Obviously the treatment strategy is in the beginning stages, but it’s encouraging for the future of pain management. The key here will be to find a delicate balance between helping people achieve chronic pain relief without dulling the senses so much that the individual is in danger.

Related Source: Medical Daily

Talking Therapy May Help Ease Chronic Pain

Talking therapy, where patients focus on easing psychological stress to make it easier to complete physiological activities, may be another avenue for chronic pain sufferers.

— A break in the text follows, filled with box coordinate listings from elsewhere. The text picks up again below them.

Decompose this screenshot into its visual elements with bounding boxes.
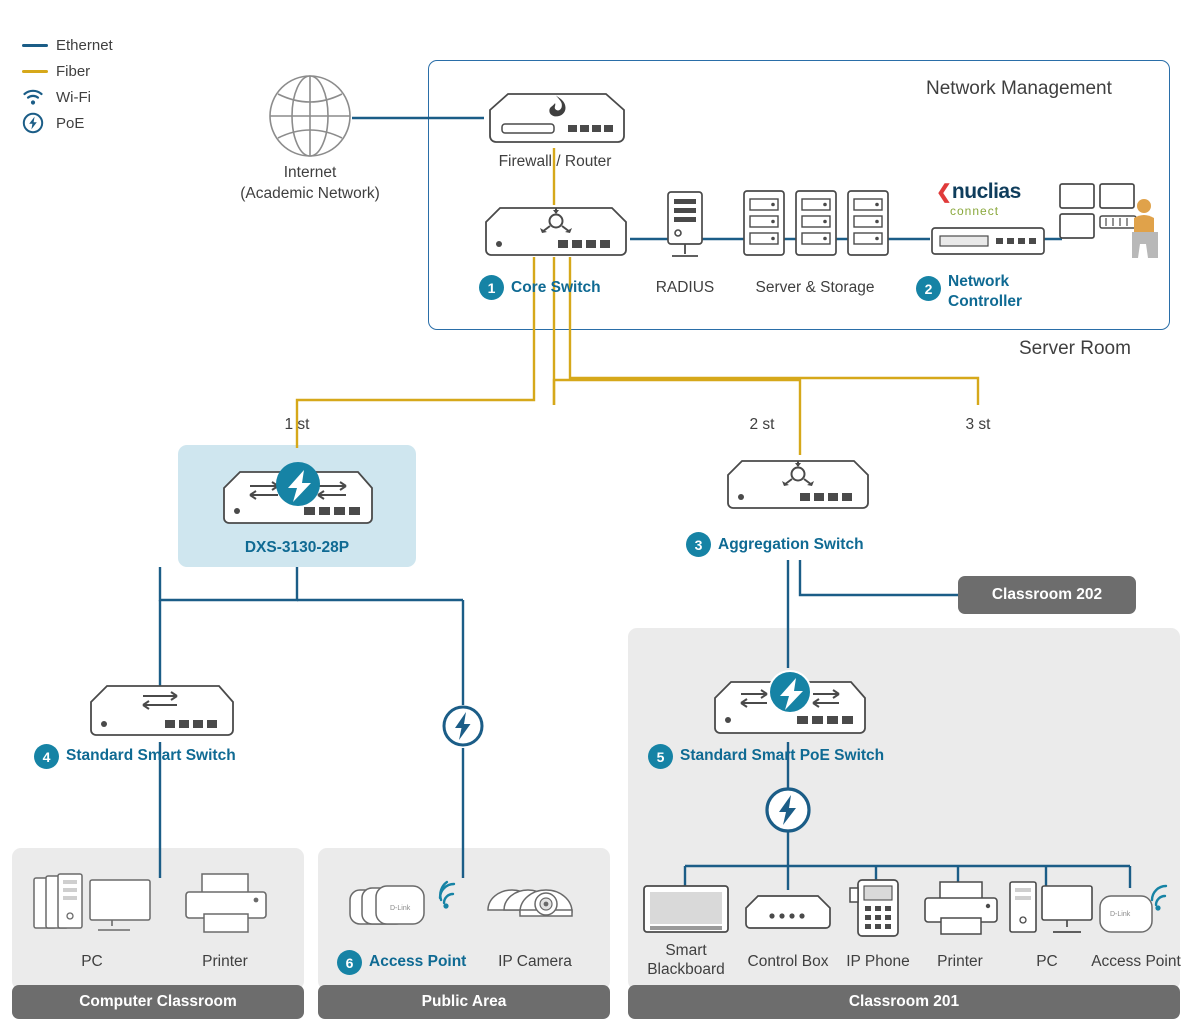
server-room-title: Server Room: [1019, 338, 1131, 359]
standard-smart-poe-switch-label: Standard Smart PoE Switch: [680, 747, 885, 764]
legend-item-fiber: [22, 58, 212, 84]
public-area-tab: [318, 985, 610, 1019]
legend-label: Fiber: [56, 62, 91, 80]
smart-blackboard-label-line2: Blackboard: [647, 961, 725, 978]
standard-smart-switch-icon: [85, 672, 237, 742]
fiber-line-icon: [22, 70, 56, 73]
floor-label-1: 1 st: [284, 416, 310, 433]
core-switch-icon: [480, 202, 632, 260]
radius-label: RADIUS: [655, 279, 715, 296]
pc-201-icon: [1008, 878, 1094, 940]
legend-label: PoE: [56, 114, 85, 132]
control-box-label: Control Box: [747, 953, 829, 970]
pc-computer-classroom-label: PC: [81, 953, 103, 970]
computer-classroom-tab: [12, 985, 304, 1019]
printer-201-icon: [920, 880, 1002, 938]
svg-text:D-Link: D-Link: [390, 905, 411, 912]
firewall-router-label: Firewall / Router: [498, 153, 612, 170]
legend-label: Wi-Fi: [56, 88, 91, 106]
dxs-label: DXS-3130-28P: [244, 539, 350, 556]
legend-item-wifi: [22, 84, 212, 110]
printer-icon: [180, 872, 272, 936]
access-point-public-label: Access Point: [369, 953, 467, 970]
nuclias-chevron-icon: ❮: [936, 182, 952, 203]
ip-camera-icon: [484, 876, 588, 938]
internet-label-line1: Internet: [283, 164, 337, 181]
access-point-201-label: Access Point: [1091, 953, 1181, 970]
classroom-201-tab: [628, 985, 1180, 1019]
classroom-201-label: Classroom 201: [848, 993, 960, 1010]
nuclias-subtitle: connect: [950, 204, 1000, 218]
floor-label-2: 2 st: [749, 416, 775, 433]
ip-phone-icon: [848, 878, 908, 940]
badge-aggregation-switch: 3: [686, 532, 711, 557]
badge-network-controller: 2: [916, 276, 941, 301]
badge-standard-smart-switch: 4: [34, 744, 59, 769]
classroom-202-tab: [958, 576, 1136, 614]
smart-blackboard-icon: [642, 884, 730, 938]
badge-core-switch: 1: [479, 275, 504, 300]
poe-icon: [22, 112, 56, 134]
ip-camera-label: IP Camera: [498, 953, 572, 970]
internet-label-line2: (Academic Network): [240, 185, 380, 202]
radius-server-icon: [662, 190, 708, 262]
printer-computer-classroom-label: Printer: [202, 953, 248, 970]
network-controller-icon: [930, 224, 1046, 260]
pc-stack-icon: [32, 870, 154, 938]
floor-label-3: 3 st: [965, 416, 991, 433]
firewall-router-icon: [480, 88, 630, 150]
legend: [22, 32, 212, 136]
control-box-icon: [742, 890, 834, 934]
nuclias-logo: [936, 180, 1021, 218]
nuclias-wordmark: nuclias: [951, 180, 1021, 203]
ethernet-line-icon: [22, 44, 56, 47]
badge-standard-smart-poe-switch: 5: [648, 744, 673, 769]
core-switch-label: Core Switch: [511, 279, 601, 296]
internet-globe-icon: [268, 74, 352, 158]
legend-item-ethernet: [22, 32, 212, 58]
public-area-label: Public Area: [421, 993, 507, 1010]
computer-classroom-label: Computer Classroom: [79, 993, 237, 1010]
standard-smart-switch-label: Standard Smart Switch: [66, 747, 236, 764]
wifi-icon: [22, 88, 56, 106]
admin-workstation-icon: [1056, 182, 1160, 266]
aggregation-switch-icon: [722, 455, 874, 513]
svg-text:D-Link: D-Link: [1110, 911, 1131, 918]
network-controller-label-line1: Network: [948, 273, 1010, 290]
smart-blackboard-label-line1: Smart: [665, 942, 707, 959]
standard-smart-poe-switch-icon: [705, 662, 871, 744]
classroom-202-label: Classroom 202: [991, 586, 1103, 603]
pc-201-label: PC: [1036, 953, 1058, 970]
legend-item-poe: [22, 110, 212, 136]
dxs-switch-icon: [218, 462, 378, 530]
badge-access-point: 6: [337, 950, 362, 975]
access-point-stack-icon: [348, 876, 466, 938]
server-storage-icon: [740, 188, 892, 262]
network-management-title: Network Management: [926, 78, 1112, 99]
printer-201-label: Printer: [937, 953, 983, 970]
access-point-201-icon: [1094, 884, 1174, 940]
poe-icon-classroom-201: [764, 786, 812, 834]
network-controller-label-line2: Controller: [948, 293, 1023, 310]
aggregation-switch-label: Aggregation Switch: [718, 536, 864, 553]
server-storage-label: Server & Storage: [755, 279, 875, 296]
legend-label: Ethernet: [56, 36, 113, 54]
poe-icon-public-area: [441, 704, 485, 748]
ip-phone-label: IP Phone: [846, 953, 910, 970]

The therapy – also referred to as Contextual Cognitive Behavioral Therapy or CCBT – works by helping people overcome stress that can exacerbate chronic pain symptoms. For example, some people with chronic pain may become stress/fear avoidant, meaning they’ll avoid certain activities simply because they fear the potential outcome. Not only can limited activities make a chronic pain condition worse, but it can also make it harder for the patient to fully overcome the condition.

“We know that for some people with chronic low back pain psychological stress is a major factor, and therefore there is a significant challenge to find effective treatments,” said Dr. Stephen Simpson, director of research and programs at Arthritis Research UK. “This pilot study has shown that combining physical and psychological approaches could be the way forward to treat this common, often disabling condition more effectively.”

Talking Study

For their study, researchers recruited 89 patients with chronic back pain and split them into two groups. The first group received just physiotherapy, while the second group received CCBT and physiotherapy. After completing their assigned therapy, researchers noted that physiotherapy was more successful if patients also received CCBT. Additionally, patients who received both therapies said they believed CCBT helped them be successful in physiotherapy.

“Our study found that CCBT is acceptable to patients,” said Tamar Pincus, a professor at Royal Holloway University of London. “Interestingly many patients who took part, as well as several of the clinicians involved — both psychologists and physiotherapists — thought the best treatment was a combination of both physiotherapy and CCBT.”

Researchers concluded that physiological treatment is just as important as physical treatment when dealing with chronic pain, as mental therapy can improve patient conditions and reduce treatment costs.